A Grand Adventure
It’s always amazing to me to see what life brings from year to year. If there is one constant, it’s that it’s always changing. Generally, I try to keep a positive attitude and just roll with the ups and downs. Even still, I don’t think I was really prepared for this year’s change. In truth, it’s not like the idea came out of nowhere. We’ve been talking, dreaming, dare I say fantasizing about doing something like this for a long time. The idea of stepping back from our established life and moving, has been toyed with repeatedly during our going on 15 years of marriage. We are both adventurers at heart, loving to travel and experience new things, but this year something changed…. my husband decided to pull the plug and launch our family off the cliff into a new beginning.
Initially I thought it was the same old conversation, much loved, just on repeat. “We need to move!” “I hate the heat!” “I don’t want to die in the desert!” “If you could live anywhere in the world where would it be?”…etc etc. Only this time he started to take action, exploring areas and homes, making travel plans and preparing. It finally sunk in that this was a very real probability, and I won’t lie… a slight panic ensued. It was all fun and fantasy before, but now this was going to be a very large undertaking. We currently live in a large two story home, operate 5 businesses between us, have 3 children of various ages, 2 guinea pigs, 2 dogs, and an accumulated mountain of emotional attachment to our stuff, friends and activities. I personally am very comfortable in our life. I love what I do, and our kids are doing fantastic in their schools, so to a certain extent it felt like we were going to rock the boat unnecessarily. Not just rock it, but capsize it for no apparent reason other than we want to.

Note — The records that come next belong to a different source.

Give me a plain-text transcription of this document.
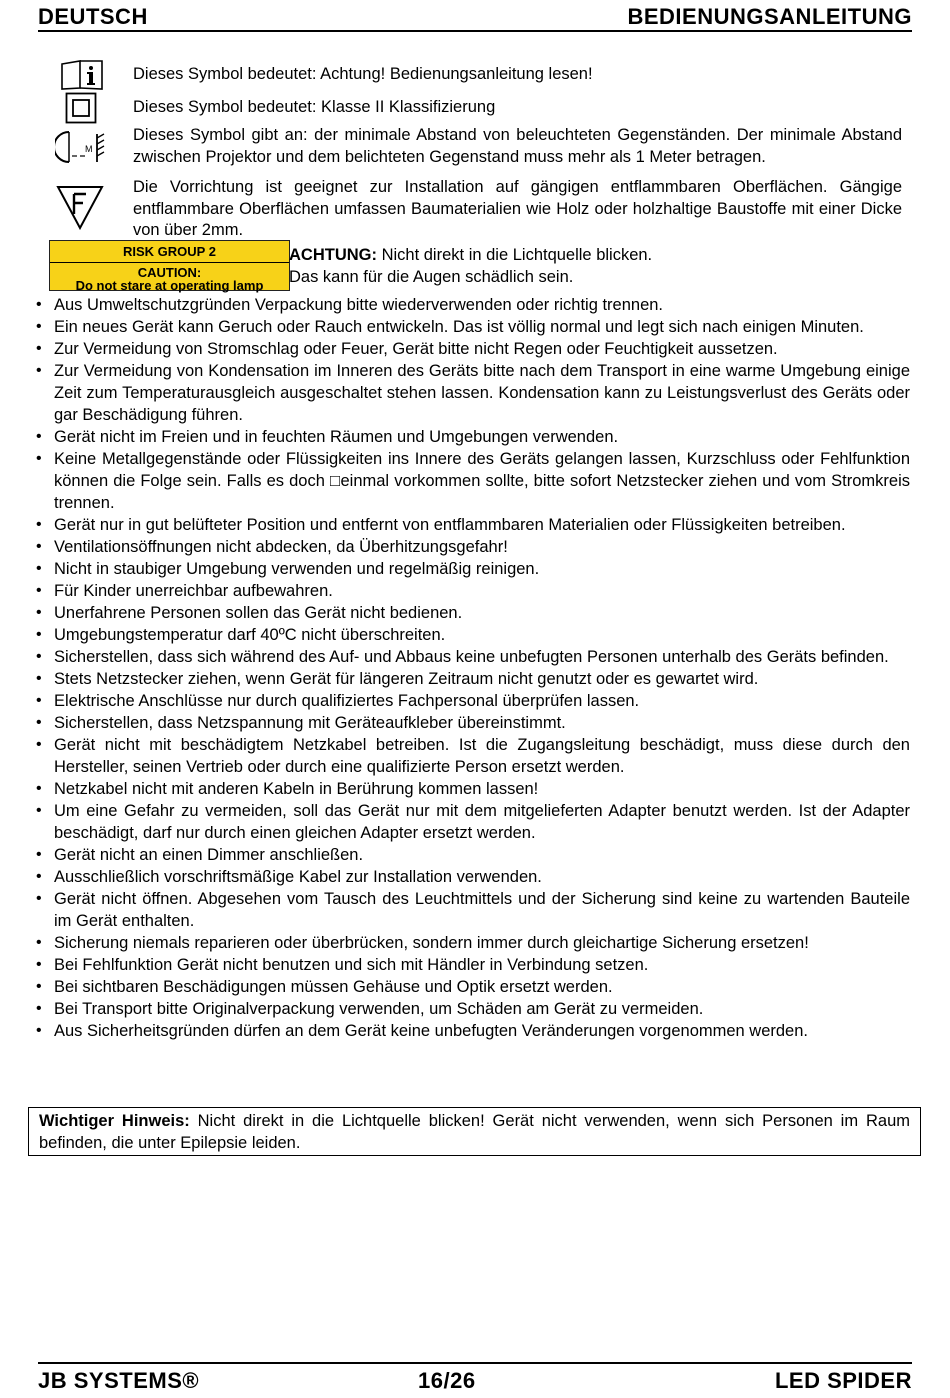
DEUTSCH	BEDIENUNGSANLEITUNG
Dieses Symbol bedeutet: Achtung! Bedienungsanleitung lesen!
Dieses Symbol bedeutet: Klasse II Klassifizierung
M
Dieses Symbol gibt an: der minimale Abstand von beleuchteten Gegenständen. Der minimale Abstand zwischen Projektor und dem belichteten Gegenstand muss mehr als 1 Meter betragen.
Die Vorrichtung ist geeignet zur Installation auf gängigen entflammbaren Oberflächen. Gängige entflammbare Oberflächen umfassen Baumaterialien wie Holz oder holzhaltige Baustoffe mit einer Dicke von über 2mm.
RISK GROUP 2
CAUTION:
Do not stare at operating lamp
ACHTUNG: Nicht direkt in die Lichtquelle blicken.
Das kann für die Augen schädlich sein.
• Aus Umweltschutzgründen Verpackung bitte wiederverwenden oder richtig trennen.
• Ein neues Gerät kann Geruch oder Rauch entwickeln. Das ist völlig normal und legt sich nach einigen Minuten.
• Zur Vermeidung von Stromschlag oder Feuer, Gerät bitte nicht Regen oder Feuchtigkeit aussetzen.
• Zur Vermeidung von Kondensation im Inneren des Geräts bitte nach dem Transport in eine warme Umgebung einige Zeit zum Temperaturausgleich ausgeschaltet stehen lassen. Kondensation kann zu Leistungsverlust des Geräts oder gar Beschädigung führen.
• Gerät nicht im Freien und in feuchten Räumen und Umgebungen verwenden.
• Keine Metallgegenstände oder Flüssigkeiten ins Innere des Geräts gelangen lassen, Kurzschluss oder Fehlfunktion können die Folge sein. Falls es doch □einmal vorkommen sollte, bitte sofort Netzstecker ziehen und vom Stromkreis trennen.
• Gerät nur in gut belüfteter Position und entfernt von entflammbaren Materialien oder Flüssigkeiten betreiben.
• Ventilationsöffnungen nicht abdecken, da Überhitzungsgefahr!
• Nicht in staubiger Umgebung verwenden und regelmäßig reinigen.
• Für Kinder unerreichbar aufbewahren.
• Unerfahrene Personen sollen das Gerät nicht bedienen.
• Umgebungstemperatur darf 40ºC nicht überschreiten.
• Sicherstellen, dass sich während des Auf- und Abbaus keine unbefugten Personen unterhalb des Geräts befinden.
• Stets Netzstecker ziehen, wenn Gerät für längeren Zeitraum nicht genutzt oder es gewartet wird.
• Elektrische Anschlüsse nur durch qualifiziertes Fachpersonal überprüfen lassen.
• Sicherstellen, dass Netzspannung mit Geräteaufkleber übereinstimmt.
• Gerät nicht mit beschädigtem Netzkabel betreiben. Ist die Zugangsleitung beschädigt, muss diese durch den Hersteller, seinen Vertrieb oder durch eine qualifizierte Person ersetzt werden.
• Netzkabel nicht mit anderen Kabeln in Berührung kommen lassen!
• Um eine Gefahr zu vermeiden, soll das Gerät nur mit dem mitgelieferten Adapter benutzt werden. Ist der Adapter beschädigt, darf nur durch einen gleichen Adapter ersetzt werden.
• Gerät nicht an einen Dimmer anschließen.
• Ausschließlich vorschriftsmäßige Kabel zur Installation verwenden.
• Gerät nicht öffnen. Abgesehen vom Tausch des Leuchtmittels und der Sicherung sind keine zu wartenden Bauteile im Gerät enthalten.
• Sicherung niemals reparieren oder überbrücken, sondern immer durch gleichartige Sicherung ersetzen!
• Bei Fehlfunktion Gerät nicht benutzen und sich mit Händler in Verbindung setzen.
• Bei sichtbaren Beschädigungen müssen Gehäuse und Optik ersetzt werden.
• Bei Transport bitte Originalverpackung verwenden, um Schäden am Gerät zu vermeiden.
• Aus Sicherheitsgründen dürfen an dem Gerät keine unbefugten Veränderungen vorgenommen werden.
Wichtiger Hinweis: Nicht direkt in die Lichtquelle blicken! Gerät nicht verwenden, wenn sich Personen im Raum befinden, die unter Epilepsie leiden.
JB SYSTEMS®	16/26	LED SPIDER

But that wouldn’t be the whole picture. I think the timing, if there ever is a right time, is right. My husband has suffered quite a few losses in the past few years and it’s really made him want to take a step back from work and refocus on our family for the next few years while our kids are still young. I’ve had an incredibly busy year and could really use a break from the norm. Our oldest just turned 20 and is well on her way of being completely independent. Our younger kids are open to the idea and resilient. Not to mention, we are both in our mid forties and starting to realize that this could be it for the rest of our life. So in many ways, this could be a huge reset button for all of us.
So here I am up to my eyeballs in boxes and decisions, somewhat shocked that this is actually happening. It was all well and good while it was still a fantasy, but there is a lot of reality that is now starting to set in and a lot of it hasn’t been entirely comfortable. I think it’s been surprising to both of us how much personal resistance we’ve encountered. My husband keeps saying he can’t believe that I have been having occasional melt downs through out this process. I’m the one who has always joked, “Just tell me when you want to go!”, and then here I am processing a range of emotions I didn’t expect. In some ways, it’s like dealing with grief. Some of the emotions seem unwarranted and surprising in the path they take. I’m not sure if this whole adventure will end up the way we want it to, but I do know that it will change us and has the potential to open up opportunities we didn’t have before. For that, I am excited.